プライバシーバイデフォルト

プライバシーバイデフォルトは、ユーザーが何もしなくても個人情報が過剰に収集・公開されないよう、初期設定の時点でプライバシー保護を最大限に寄せる設計思想です。プライバシーバイデザインが「設計段階から組み込む」考え方だとすると、プライバシーバイデフォルトは「初期値として保護が有効になっている」状態を求めます。ユーザーに設定変更を促して責任を委ねるのではなく、提供側が安全側の初期値を選ぶ点が特徴でしょう。

実務では、取得項目を必要最小限に絞り、目的外利用をしない設定を標準にするところから始まります。たとえば行動ログの収集はオプトインにする、公開範囲は非公開を初期値にする、不要な権限は付与しない、保存期間は短めを初期値にする、といった設計が該当します。分析基盤でも、個人情報を含むデータセットはデフォルトでアクセス不可にし、申請と承認が通った場合のみ閲覧可能にすると、統制と監査が回りやすくいです。
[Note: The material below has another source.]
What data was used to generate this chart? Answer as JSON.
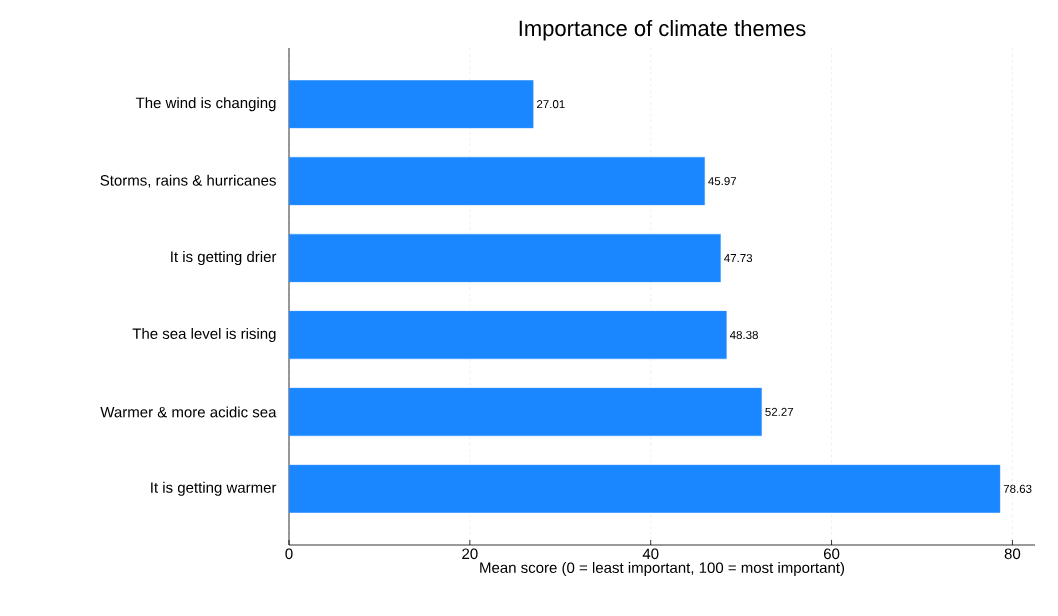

運用で注意すべき点は、初期値を安全側に振るほど、機能要件やビジネス要件と衝突しやすいことです。どの設定をデフォルトにするかは、法令や規約だけでなく、利用目的とリスク評価、ユーザーへの説明責任を踏まえて決める必要があります。設定変更が許される場合でも、変更履歴と根拠をログとして残し、データフローと整合する形で棚卸しできる状態を作ると、継続運用が現実的になります。